Она помчалась в кубрик и повернула ключ. Двигатель содрогнулся и заработал, но через пару секунд заглох.
— Что случилось? — спросила Кэмми тусклым, как старая монета, голосом.
— Я... не... знаю, — ответила Трейси. Она пыхтела, сражаясь с ключом, как будто это имело значение, хотя сама она уже поняла, что ее действия не дадут результата. Так всегда бывало, когда из множества мелочей какая-нибудь одна — крошечный проводок или капля масла не в том месте и не в то время — без всякой видимой причины выводила ее автомобиль из строя. Она вытащила и опять вставила ключ. На этот раз, когда она повернула его, реакции не последовало. — Ну что ж, — вслух рассуждала Трейси, — тогда я... поставлю парус. Экстренные ситуации требуют экстренных мер.

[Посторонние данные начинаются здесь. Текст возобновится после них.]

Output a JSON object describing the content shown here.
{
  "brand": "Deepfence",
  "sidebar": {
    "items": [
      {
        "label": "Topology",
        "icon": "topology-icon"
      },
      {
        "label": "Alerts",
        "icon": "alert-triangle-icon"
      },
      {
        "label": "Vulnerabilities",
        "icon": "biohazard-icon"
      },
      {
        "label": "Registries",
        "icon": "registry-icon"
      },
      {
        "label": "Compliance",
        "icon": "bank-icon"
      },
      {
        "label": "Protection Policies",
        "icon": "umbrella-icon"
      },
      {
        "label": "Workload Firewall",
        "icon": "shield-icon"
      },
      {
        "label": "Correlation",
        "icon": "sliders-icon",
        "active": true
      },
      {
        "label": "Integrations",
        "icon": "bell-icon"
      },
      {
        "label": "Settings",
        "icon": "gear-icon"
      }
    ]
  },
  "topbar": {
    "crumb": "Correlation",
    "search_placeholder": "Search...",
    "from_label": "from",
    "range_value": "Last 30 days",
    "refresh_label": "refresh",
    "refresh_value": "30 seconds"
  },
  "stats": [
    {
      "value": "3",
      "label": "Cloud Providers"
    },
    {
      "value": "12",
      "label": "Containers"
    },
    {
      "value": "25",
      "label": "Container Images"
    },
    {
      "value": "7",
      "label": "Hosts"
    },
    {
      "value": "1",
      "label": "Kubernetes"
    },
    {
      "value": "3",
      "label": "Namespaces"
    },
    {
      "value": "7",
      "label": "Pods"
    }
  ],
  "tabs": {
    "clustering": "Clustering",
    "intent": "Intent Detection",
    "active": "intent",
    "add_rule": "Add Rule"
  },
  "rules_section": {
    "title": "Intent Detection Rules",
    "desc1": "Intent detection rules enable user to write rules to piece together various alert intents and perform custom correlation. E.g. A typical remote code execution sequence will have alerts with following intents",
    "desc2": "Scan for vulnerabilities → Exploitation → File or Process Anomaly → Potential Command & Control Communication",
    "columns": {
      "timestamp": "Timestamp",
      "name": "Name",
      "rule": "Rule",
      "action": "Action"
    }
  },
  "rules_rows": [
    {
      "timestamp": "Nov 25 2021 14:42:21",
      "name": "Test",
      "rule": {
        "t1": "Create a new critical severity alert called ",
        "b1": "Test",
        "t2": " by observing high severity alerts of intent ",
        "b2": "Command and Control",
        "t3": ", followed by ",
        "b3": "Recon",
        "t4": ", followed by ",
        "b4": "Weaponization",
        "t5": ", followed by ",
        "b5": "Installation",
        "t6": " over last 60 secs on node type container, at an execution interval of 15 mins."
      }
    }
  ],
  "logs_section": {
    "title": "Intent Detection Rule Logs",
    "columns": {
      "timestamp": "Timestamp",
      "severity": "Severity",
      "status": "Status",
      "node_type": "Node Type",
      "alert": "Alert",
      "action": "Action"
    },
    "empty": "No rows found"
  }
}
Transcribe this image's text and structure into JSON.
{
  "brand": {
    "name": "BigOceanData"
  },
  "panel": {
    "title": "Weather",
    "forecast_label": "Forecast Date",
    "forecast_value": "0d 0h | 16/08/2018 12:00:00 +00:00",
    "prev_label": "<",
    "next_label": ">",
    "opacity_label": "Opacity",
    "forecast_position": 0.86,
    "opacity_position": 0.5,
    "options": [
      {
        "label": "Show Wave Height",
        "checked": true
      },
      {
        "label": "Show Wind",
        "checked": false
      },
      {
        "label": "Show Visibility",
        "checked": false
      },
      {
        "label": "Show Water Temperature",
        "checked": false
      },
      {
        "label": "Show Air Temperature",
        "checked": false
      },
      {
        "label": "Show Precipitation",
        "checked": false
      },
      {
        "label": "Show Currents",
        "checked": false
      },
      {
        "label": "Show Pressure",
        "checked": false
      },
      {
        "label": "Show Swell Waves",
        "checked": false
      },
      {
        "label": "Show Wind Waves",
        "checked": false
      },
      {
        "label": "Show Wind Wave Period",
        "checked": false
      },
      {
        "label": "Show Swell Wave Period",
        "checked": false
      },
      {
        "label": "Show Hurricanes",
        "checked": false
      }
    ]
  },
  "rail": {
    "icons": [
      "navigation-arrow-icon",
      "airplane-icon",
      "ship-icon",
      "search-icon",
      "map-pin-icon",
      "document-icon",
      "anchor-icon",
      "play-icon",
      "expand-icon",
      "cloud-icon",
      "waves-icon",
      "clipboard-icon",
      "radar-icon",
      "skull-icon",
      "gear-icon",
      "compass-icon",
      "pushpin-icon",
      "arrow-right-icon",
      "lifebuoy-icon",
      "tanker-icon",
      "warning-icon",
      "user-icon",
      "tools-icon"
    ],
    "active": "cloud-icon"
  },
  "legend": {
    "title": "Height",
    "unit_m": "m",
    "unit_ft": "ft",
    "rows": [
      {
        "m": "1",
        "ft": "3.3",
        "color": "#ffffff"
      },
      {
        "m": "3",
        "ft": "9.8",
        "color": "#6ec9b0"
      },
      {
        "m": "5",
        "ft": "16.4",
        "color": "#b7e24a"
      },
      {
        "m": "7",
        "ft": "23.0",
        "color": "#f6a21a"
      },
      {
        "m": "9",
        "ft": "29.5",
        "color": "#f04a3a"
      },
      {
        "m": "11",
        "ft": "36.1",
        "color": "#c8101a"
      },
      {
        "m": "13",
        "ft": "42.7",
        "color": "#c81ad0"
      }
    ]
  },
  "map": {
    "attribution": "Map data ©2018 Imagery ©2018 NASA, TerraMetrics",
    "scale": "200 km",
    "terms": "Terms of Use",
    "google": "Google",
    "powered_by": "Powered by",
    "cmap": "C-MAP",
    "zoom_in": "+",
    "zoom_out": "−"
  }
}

В конце концов, парус есть парус. Конечно, он больше, чем тот, с которым мне приходилось иметь дело в детстве, но это парус... всего лишь парус. — Она решила, что начнет описывать круги, а остальные будут высматривать шлюпку. О двигателе можно будет позаботиться позже. Это наверняка из-за какого-нибудь оторвавшегося проводка, и тот факт, что это случилось именно сейчас, является вовсе не чудовищным предзнаменованием, а всего лишь совпадением, происшедшим в дьявольски неудачный момент.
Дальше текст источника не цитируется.